Rob Kinyon wrote:
On Mon, Jun 29, 2009 at 10:13, Peter Rabbitson<[email protected]> wrote:
A classical use-case is "right side condition on a left-join". There is
no way to emulate those appropriately with WHERE - the condition has to
reside in the join spec itself: i.e. you need to get ALL artists, and
all cds issued in a *specific year*. If you do a regular join - you get
only artists with CDs. If you do a (standard for has_many) left join -
you populate the right side of the join with CDs you don't want, and there
is no way to WHERE them out.

I'm not seeing this. Code, please?

I want to help because this is a CRITICAL FEATURE, as far as I'm concerned. I have to jump through hoops and repetitive queries within dbix-class to get my permissions data structure to resolve answers because of this lack... It constrains my application because I can't execute the same queries I would otherwise.

In advanced query creation, there are data sets that you cannot declare without using subqueries or multiple conditions in a join.

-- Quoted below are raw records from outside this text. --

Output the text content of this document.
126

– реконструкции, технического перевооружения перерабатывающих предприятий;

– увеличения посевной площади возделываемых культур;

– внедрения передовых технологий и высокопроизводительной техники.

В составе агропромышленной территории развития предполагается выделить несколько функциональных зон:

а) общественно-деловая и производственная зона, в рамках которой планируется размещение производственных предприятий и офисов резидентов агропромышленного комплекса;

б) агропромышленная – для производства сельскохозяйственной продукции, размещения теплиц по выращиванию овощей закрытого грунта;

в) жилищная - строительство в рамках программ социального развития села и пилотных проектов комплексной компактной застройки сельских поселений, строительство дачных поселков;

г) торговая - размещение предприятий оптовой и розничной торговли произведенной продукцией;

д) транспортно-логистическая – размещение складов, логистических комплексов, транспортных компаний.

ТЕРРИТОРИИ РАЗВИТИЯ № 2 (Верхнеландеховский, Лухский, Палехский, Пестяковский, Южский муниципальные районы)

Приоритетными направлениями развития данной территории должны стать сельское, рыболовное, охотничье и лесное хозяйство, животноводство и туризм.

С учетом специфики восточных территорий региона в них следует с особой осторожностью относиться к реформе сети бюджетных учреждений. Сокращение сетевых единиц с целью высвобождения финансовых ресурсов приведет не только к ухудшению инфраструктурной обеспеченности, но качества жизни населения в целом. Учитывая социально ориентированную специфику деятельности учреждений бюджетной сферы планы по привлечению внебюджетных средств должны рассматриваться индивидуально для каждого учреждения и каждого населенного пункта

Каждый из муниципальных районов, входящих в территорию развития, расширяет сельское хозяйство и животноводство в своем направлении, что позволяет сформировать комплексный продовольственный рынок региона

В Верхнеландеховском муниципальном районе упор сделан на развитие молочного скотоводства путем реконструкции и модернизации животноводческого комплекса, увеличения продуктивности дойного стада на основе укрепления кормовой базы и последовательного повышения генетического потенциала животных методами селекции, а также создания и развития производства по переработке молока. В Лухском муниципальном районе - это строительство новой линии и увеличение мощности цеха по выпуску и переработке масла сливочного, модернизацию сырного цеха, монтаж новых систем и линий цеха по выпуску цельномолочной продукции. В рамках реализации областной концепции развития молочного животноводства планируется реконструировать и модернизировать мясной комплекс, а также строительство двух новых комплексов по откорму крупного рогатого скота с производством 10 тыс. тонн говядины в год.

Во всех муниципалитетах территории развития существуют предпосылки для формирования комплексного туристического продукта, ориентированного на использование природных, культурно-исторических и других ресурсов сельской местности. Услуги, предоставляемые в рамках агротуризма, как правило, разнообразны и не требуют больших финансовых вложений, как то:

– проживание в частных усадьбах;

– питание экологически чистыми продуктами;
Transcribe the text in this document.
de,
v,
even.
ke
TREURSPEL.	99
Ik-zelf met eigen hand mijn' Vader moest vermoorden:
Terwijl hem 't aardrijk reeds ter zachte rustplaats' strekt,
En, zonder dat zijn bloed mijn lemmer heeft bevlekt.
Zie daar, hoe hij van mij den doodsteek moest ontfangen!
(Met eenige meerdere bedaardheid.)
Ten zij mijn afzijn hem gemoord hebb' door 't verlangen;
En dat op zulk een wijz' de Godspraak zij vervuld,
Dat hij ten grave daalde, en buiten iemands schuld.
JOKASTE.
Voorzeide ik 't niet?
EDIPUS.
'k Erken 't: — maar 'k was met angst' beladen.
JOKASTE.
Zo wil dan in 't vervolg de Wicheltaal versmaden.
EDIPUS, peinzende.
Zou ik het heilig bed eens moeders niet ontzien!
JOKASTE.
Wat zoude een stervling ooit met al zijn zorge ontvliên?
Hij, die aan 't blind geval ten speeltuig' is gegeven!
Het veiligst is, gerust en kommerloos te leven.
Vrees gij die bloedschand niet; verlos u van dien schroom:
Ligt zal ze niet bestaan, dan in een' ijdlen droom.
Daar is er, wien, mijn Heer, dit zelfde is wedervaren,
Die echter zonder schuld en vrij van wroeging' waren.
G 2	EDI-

I can't show you code that does what he asks because it is impossible for DBIx::Class to describe that relationship.
"Give me data on artists who didn't release a cd in 1994"

The SQL would be like

select artists.* from artists LEFT JOIN cds ON (cds.artist = artists.artist AND cd.year = 1994) WHERE cd.year IS NULL;

You can't do any other query (than utilizing a subquery to limit the joined set) to describe the same data set. Can you think of one that you can declare in DBIx-Class without hacking in a subquery?